One of my most favourite cities is Segovia, in Spain. Perhaps its most striking feature is the Roman aqueduct. It begins as a pretty average sized wall, then column by column, arch by arch it gets bigger and bigger and bigger, straddling the town below until it reaches the old castle.
In this first part houses have been built on each side of it. I don’t think I’ve ever come across such an astonishing structure running right down the middle a street!
One of the first of the town’s squares lies at the foot of the aqueduct just as it reaches its greatest height.
I find this SO inspiring! Here’s what it got me thinking last time I was there…..
Throughout my career as a doctor I saw time as linear. Perhaps because the second half of my working life was in a specialist centre for people with chronic (long term) conditions, I commonly heard patients tell me of the traumas which they had experienced prior to becoming unwell.
I was never someone who bought into a mechanical, linear view of human beings, or of life. Every patient I met convinced me that all these chronic ailments are multi-factorial. You could never say that “this” caused “all that”. But there was one question I frequently found revelatory.
“When were you last completely well?”
Sounds an easy question, huh? But, actually, it was often difficult, and took some time and conversation to find the time, perhaps even several decades ago, when the patient last felt completely well. I’d then ask about the year the patient moved from wellness to illness.
“Tell me about that year”.
It was often a year of significant trauma, or the culmination of many traumas. I don’t think that meant that the patient’s illness could all be attributed to that trauma, but it was a starting point in making sense of their experience and beginning to find the way forward.
Sometimes patients were clearly stuck with these unresolved hurts. Again and again they’d think about those times, feel bad about them all over again. Others were so traumatised that they were living lives of fear, continually looking ahead and wondering “what if….?” “what might happen?” “how will I cope if….?” and things like that.
In both of these scenarios I’d draw a straight line – and say, the left hand point of this line is your date of birth, the right hand, the date of your death. We know the first, and have no way of knowing the second. But right now, today, you are somewhere along that line. Where is your attention? Where is your focus? Because if it’s to the left of today, it’s in the past, and that doesn’t exist any more, except in your memory. If it’s to the right, it’s in the future, and that only exists in your imagination. You can’t have your attention in more than one place at a time, so what if you draw your attention into the present instead? How might that feel? And we’d then explore ways of living more in the present reality, than in the past traumas and future fears.

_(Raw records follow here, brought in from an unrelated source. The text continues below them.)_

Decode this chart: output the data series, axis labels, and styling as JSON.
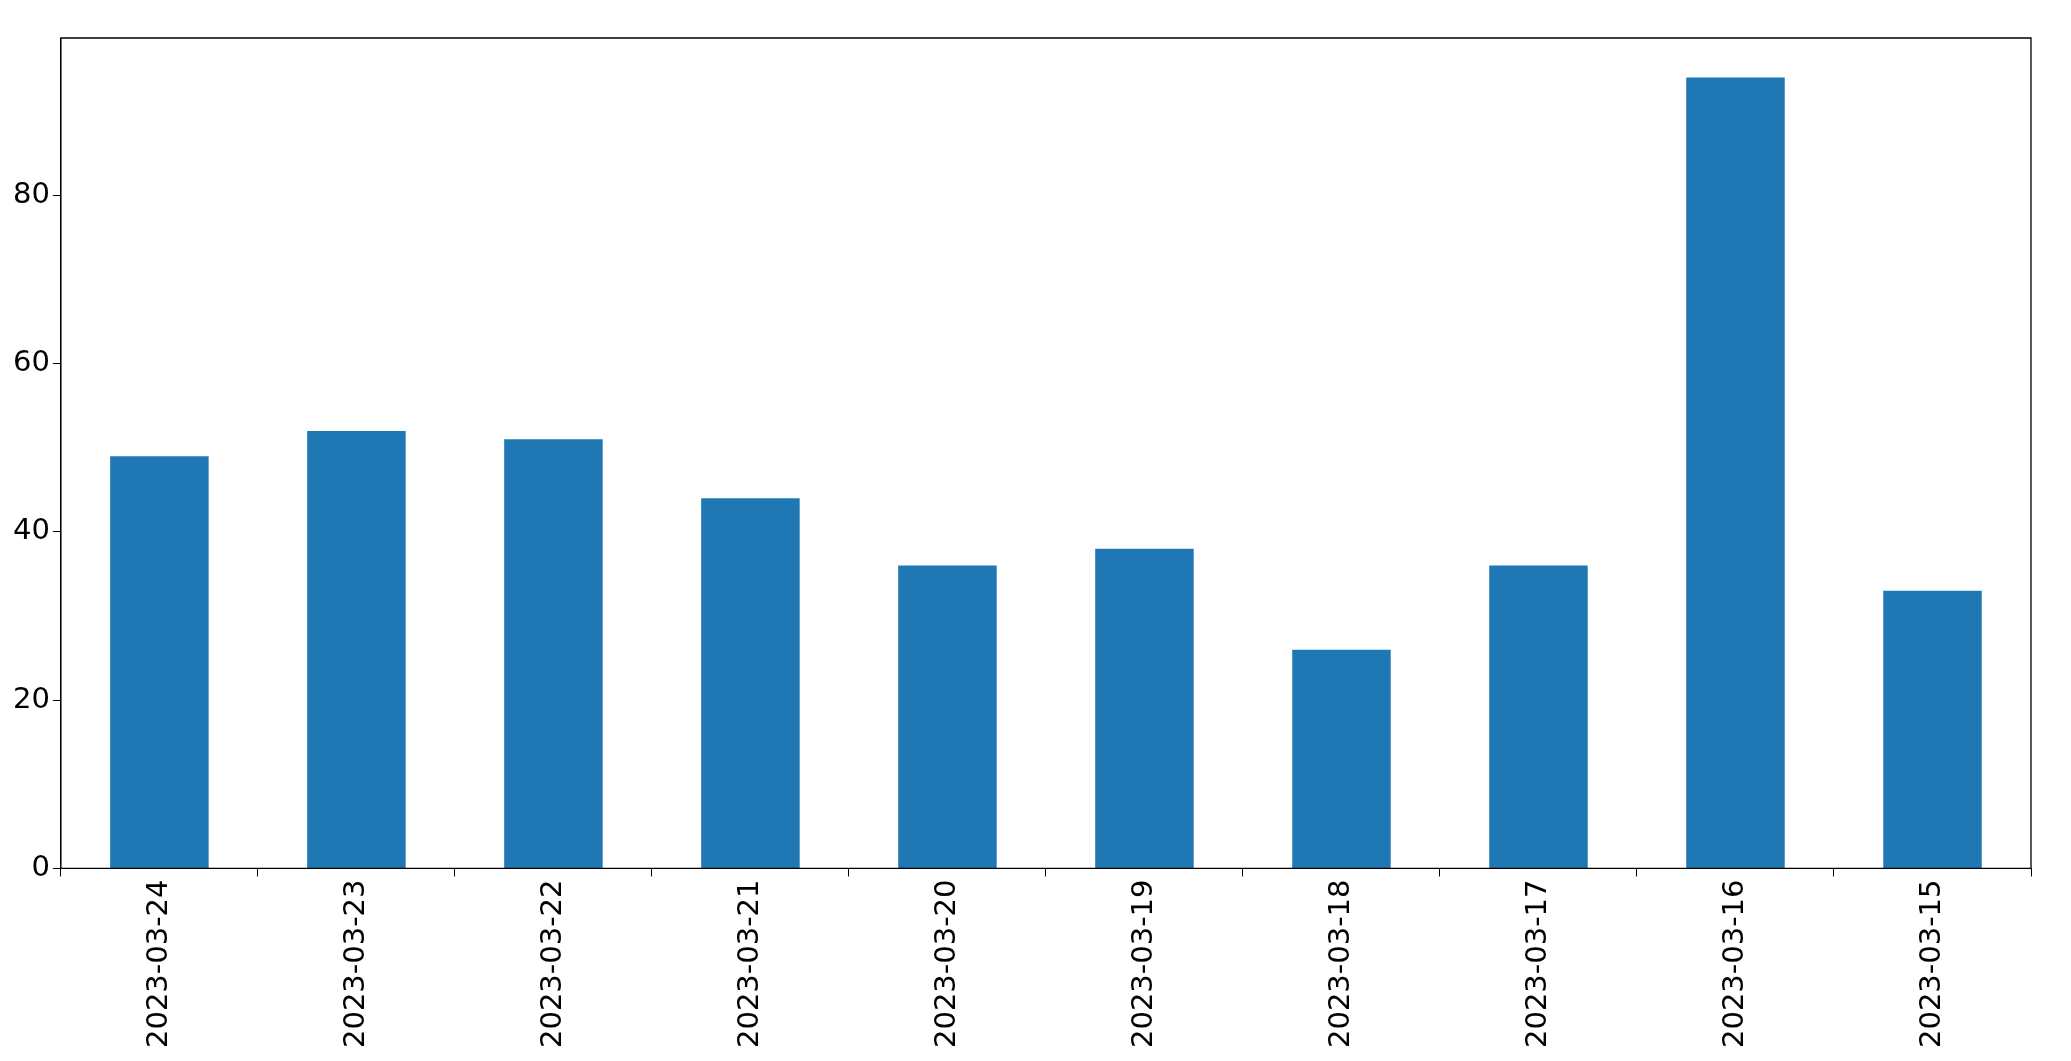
{
  "chart_data": {
    "type": "bar",
    "categories": [
      "2023-03-24",
      "2023-03-23",
      "2023-03-22",
      "2023-03-21",
      "2023-03-20",
      "2023-03-19",
      "2023-03-18",
      "2023-03-17",
      "2023-03-16",
      "2023-03-15"
    ],
    "values": [
      49,
      52,
      51,
      44,
      36,
      38,
      26,
      36,
      94,
      33
    ],
    "color": "#1f77b4",
    "ylim": [
      0,
      98.7
    ],
    "yticks": [
      0,
      20,
      40,
      60,
      80
    ],
    "grid": false,
    "legend": false
  }
}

I think it was often helpful, but now it seems somewhat simplistic to me. Because I now see time is not as linear as I thought. In fact, seeing cycles and seasons of time makes rather more sense to me now. As I experience a place like Segovia I realise that the past doesn’t go away. It doesn’t disappear into memory. (and memory is not an artificial place anyway….it’s no dusty filing cabinet with the drawers all locked)
Rather the past is always present, always here, and always now. It fashions our every day. It colours our every experience. It sets the tone of today. It constantly challenges us to respond to it, to adapt. In fact, that’s how we learn isn’t it? By having an awareness of the past in the present? If we forgot and discarded everything we experienced how could we learn anything? We adapt by carrying with us the past into the present.
And although this is even more challenging, the future is here now too. Not least because the future is, in one sense, a “multiplicity of singularities” – a set of possible paths, which are, at least in part, fashioned by this present moment, and by each and every decision and action.
I don’t think the past goes away. I don’t think the old “time heals” is true in the sense that it makes the past go away. Instead I think we learn to adapt to it. When we become aware of the past in our everyday we have the opportunities to create new responses, new strategies of living under it’s influence.
OK, so, this is not where I thought this post would go when I pasted in those photos of the aqueduct! But here’s a related thought – how does the presence of the past in today, as we see in this colossal aqueduct stretching over Segovia, shape, fashion, influence, inspire, challenge, stimulate the thoughts, feelings and actions of the people living there?
And so, of course, even when the past isn’t as obvious as this aqueduct, how does it’s presence today influence our experience of today?
Here’s the final part of that story – we don’t heal just by shifting our focus, we heal by becoming aware, aware of the past AND the future IN this present day, and realising we can change how we respond to that. Realising our current patterns aren’t fixed. We can alter them.
Thank you for the post. I’m flying to Madrid next week and was thinking of spending a day in Segovia, you’ve just made up my mind.
You’re welcome. Have a fab time. I really love Segovia. You’ll have plenty to discover and enjoy in Madrid too of course!